Two Upper Beach residents have opened a pet store on the cusp of India Bazaar at Gerrard and Coxwell avenues, an area they say is in desperate need of a local pet shop.
“It was really important for us to be on this corner,” says Kym Hyde, co-owner of Furballs Pet Stuff at 1618 Gerrard St. East.
“The area is just full of dogs and cats.”
Hyde and business partner Eva Eiduks opened their store in March, selling food and accessories mainly for dogs and cats and focusing on high quality food such as grain-free products and even raw food.
The emphasis on good pet nutrition, and to an extent the idea for the business, came out of a shared experience with Hyde’s seven-year-old golden lab, Ceilidh, who Eiduks used to walk through her dog-walking business.
When Ceilidh was diagnosed with cancer, Eiduks and Hyde say they learned a lot about quality pet food and were able to extend Ceilidh’s life for several months through a nutritional diet.
In the summer, when the three of them would take long walks on the Beach, Eiduks and Hyde would talk about the idea of a pet shop. Ceilidh died in November, and in January they decided to jump right in and find a space.
Hyde, who used to work in TV animation, says she mapped out all pet shops in the east end and saw a lack in the Coxwell and Gerrard area.
“This particular corner was in the middle of a big hole.”
Both partners live just a few blocks from the shop and say they see dogs everywhere.
Eiduks, who used to work for The Shopping Channel, still does dog walking in the mornings.
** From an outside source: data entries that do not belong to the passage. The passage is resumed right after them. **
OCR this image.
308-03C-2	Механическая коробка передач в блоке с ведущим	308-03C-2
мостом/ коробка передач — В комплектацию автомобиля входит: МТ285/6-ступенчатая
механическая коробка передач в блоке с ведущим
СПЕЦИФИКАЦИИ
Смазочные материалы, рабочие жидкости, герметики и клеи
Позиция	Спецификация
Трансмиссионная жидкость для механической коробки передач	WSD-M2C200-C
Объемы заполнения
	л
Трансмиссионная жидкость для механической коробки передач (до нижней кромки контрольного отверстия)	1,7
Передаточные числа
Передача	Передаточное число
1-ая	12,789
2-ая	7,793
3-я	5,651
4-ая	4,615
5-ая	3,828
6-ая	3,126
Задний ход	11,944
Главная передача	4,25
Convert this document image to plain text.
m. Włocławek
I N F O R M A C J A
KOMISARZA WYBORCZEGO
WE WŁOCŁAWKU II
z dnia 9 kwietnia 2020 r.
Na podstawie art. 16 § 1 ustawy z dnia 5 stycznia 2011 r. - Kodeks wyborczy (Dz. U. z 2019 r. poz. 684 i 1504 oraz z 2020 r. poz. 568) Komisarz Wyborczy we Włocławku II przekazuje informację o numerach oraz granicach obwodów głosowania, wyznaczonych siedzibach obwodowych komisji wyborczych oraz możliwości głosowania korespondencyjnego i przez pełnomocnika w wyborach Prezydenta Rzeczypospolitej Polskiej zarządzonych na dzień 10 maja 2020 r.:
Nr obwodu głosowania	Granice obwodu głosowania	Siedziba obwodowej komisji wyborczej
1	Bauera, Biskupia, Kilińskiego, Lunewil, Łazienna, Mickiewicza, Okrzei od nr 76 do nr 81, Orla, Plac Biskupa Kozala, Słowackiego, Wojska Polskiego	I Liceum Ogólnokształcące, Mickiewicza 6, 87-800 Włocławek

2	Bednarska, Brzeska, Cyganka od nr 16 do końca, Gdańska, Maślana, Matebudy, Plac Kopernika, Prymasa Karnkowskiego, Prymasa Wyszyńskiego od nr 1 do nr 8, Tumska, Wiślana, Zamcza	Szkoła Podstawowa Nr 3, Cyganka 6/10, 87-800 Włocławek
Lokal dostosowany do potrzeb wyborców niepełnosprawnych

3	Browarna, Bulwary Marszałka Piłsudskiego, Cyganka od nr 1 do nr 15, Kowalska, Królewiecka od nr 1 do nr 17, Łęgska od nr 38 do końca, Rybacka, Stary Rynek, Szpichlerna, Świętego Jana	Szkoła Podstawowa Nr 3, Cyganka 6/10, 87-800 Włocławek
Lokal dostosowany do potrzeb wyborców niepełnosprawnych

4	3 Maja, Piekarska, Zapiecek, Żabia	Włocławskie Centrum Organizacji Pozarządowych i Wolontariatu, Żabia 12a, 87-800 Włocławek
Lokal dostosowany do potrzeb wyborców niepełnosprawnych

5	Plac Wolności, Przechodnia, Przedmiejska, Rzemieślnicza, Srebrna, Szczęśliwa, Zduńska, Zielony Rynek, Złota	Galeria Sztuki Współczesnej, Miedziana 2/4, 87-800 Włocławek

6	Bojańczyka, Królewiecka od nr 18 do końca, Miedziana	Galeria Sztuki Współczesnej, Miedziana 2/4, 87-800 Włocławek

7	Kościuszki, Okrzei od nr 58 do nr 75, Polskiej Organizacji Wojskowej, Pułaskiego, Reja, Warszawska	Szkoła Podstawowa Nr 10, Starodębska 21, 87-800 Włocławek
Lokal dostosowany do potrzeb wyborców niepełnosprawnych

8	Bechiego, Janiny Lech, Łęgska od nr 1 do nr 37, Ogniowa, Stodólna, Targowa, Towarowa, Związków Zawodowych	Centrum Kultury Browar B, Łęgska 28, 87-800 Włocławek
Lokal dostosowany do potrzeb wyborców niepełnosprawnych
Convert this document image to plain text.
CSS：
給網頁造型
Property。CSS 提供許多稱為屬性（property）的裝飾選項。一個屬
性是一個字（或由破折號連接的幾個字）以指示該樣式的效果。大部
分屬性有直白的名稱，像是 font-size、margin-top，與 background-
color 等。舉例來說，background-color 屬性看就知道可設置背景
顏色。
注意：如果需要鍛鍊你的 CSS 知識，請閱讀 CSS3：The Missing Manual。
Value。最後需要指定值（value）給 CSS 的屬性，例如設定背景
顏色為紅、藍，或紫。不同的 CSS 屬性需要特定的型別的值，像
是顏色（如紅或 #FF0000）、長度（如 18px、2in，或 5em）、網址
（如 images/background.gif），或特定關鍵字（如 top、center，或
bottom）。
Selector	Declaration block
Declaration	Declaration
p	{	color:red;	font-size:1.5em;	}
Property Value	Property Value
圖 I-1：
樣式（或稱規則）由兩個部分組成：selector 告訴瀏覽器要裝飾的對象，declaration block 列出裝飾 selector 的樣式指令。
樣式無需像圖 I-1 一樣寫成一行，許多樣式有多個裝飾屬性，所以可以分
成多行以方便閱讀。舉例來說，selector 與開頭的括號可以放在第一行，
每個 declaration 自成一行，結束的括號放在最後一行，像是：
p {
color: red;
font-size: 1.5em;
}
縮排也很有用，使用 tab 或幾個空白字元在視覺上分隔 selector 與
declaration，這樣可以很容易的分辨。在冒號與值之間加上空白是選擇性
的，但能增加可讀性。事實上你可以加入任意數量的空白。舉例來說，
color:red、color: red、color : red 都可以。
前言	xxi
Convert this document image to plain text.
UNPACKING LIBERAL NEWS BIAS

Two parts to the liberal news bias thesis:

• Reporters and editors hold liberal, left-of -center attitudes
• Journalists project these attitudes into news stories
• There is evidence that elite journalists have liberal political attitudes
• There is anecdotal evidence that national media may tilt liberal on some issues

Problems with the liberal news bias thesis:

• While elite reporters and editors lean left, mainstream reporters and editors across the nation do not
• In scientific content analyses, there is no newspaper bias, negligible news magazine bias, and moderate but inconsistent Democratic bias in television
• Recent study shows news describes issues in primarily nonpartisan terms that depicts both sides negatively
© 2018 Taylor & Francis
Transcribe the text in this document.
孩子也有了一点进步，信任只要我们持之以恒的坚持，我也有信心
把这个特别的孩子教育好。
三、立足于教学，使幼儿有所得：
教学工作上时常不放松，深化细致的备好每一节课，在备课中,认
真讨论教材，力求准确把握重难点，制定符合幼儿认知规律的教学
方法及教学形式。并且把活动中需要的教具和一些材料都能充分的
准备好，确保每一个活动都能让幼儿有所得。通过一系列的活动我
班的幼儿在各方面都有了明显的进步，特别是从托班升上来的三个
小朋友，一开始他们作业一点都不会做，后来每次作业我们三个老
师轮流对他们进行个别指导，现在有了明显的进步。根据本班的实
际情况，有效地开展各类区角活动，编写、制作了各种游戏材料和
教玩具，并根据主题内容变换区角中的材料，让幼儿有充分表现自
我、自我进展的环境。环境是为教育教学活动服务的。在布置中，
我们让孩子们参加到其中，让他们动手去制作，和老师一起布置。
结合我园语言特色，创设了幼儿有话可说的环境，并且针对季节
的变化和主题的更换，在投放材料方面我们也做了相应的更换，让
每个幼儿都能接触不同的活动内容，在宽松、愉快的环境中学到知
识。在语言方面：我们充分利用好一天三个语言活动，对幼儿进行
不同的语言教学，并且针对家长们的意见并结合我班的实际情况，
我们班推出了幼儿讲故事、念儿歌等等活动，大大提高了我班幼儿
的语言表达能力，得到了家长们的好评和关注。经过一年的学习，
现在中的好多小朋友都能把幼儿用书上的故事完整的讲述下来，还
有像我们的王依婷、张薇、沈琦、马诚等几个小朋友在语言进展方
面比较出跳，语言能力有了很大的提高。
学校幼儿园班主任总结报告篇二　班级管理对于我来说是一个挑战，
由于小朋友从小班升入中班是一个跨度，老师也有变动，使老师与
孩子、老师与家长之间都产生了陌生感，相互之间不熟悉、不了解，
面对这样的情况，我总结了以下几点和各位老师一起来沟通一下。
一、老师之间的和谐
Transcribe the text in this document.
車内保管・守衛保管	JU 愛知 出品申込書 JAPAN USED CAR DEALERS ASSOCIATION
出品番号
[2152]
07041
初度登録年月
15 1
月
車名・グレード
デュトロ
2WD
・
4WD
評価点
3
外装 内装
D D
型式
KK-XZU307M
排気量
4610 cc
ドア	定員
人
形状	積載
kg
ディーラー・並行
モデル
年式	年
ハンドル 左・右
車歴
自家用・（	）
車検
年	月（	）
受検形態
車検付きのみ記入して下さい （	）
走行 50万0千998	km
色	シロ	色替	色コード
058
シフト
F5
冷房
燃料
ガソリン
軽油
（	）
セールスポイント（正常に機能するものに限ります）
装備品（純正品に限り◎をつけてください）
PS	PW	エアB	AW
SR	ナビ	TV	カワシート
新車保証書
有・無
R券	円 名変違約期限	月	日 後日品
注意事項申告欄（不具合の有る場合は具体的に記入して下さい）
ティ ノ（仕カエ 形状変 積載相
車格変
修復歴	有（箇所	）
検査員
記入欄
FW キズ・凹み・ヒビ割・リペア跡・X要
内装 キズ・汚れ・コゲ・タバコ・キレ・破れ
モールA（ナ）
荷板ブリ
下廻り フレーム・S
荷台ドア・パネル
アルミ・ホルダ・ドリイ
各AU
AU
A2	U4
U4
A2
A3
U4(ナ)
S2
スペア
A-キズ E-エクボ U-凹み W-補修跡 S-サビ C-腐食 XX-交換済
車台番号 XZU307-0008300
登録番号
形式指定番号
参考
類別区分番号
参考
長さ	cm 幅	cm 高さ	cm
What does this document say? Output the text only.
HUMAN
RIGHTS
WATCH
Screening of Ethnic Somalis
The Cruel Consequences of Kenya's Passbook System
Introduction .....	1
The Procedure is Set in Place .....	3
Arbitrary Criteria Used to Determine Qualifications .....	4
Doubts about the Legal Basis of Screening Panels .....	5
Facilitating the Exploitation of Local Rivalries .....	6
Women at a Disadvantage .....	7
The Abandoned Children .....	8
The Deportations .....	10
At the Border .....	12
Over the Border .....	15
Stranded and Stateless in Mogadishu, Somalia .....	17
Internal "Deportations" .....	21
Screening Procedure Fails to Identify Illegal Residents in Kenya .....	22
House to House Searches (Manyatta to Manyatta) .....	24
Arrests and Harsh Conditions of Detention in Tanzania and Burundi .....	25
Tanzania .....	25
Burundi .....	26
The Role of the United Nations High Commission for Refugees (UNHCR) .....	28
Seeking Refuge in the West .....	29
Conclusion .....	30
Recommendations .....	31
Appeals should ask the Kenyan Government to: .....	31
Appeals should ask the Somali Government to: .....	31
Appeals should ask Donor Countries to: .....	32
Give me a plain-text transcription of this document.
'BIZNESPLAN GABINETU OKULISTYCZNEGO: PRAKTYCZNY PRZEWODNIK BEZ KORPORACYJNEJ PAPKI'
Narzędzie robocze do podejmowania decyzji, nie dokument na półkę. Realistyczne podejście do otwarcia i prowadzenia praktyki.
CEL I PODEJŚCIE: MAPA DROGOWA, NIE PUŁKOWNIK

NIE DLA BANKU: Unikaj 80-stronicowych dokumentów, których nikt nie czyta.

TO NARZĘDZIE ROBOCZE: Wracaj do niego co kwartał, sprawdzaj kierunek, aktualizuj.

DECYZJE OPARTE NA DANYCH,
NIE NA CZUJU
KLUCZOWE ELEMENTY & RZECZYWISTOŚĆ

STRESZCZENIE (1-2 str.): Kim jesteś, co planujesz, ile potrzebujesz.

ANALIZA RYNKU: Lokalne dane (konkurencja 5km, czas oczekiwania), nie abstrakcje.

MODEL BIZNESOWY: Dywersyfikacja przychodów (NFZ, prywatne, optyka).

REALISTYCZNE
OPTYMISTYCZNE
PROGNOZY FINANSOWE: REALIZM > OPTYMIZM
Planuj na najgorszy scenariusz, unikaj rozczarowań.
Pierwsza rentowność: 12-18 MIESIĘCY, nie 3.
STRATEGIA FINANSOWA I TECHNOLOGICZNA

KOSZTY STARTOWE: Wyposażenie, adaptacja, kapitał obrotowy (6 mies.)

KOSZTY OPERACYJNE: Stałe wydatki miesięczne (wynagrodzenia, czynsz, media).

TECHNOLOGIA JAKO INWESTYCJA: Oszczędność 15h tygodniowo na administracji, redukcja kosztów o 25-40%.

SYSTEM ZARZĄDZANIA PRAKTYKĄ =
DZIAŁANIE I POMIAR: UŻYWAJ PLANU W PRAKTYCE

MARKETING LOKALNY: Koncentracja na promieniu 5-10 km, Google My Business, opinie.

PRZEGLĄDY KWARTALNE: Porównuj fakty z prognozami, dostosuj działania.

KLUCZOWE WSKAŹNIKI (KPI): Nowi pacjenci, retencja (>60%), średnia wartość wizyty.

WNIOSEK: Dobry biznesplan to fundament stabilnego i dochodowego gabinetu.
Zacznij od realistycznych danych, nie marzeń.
Sometimes in the afternoons she’ll bring in a group of small dogs she walks, dubbed The Squirt Squad, and they’ll hang out in the shop.
“We’re really a community store,” she says.
“We need more little shops like this.”
For now they’re starting small, says Hyde, but the goal is to expand into a larger space that will enable them to do grooming.
The biz partners alternate running the store, which they say is becoming a community hub for dogs and their owners.
They’re becoming so well known by local pooches for the liver treats they hand out that dogs are finding their own way to the shop, Hyde says.
“We see people being dragged across the street to the store.”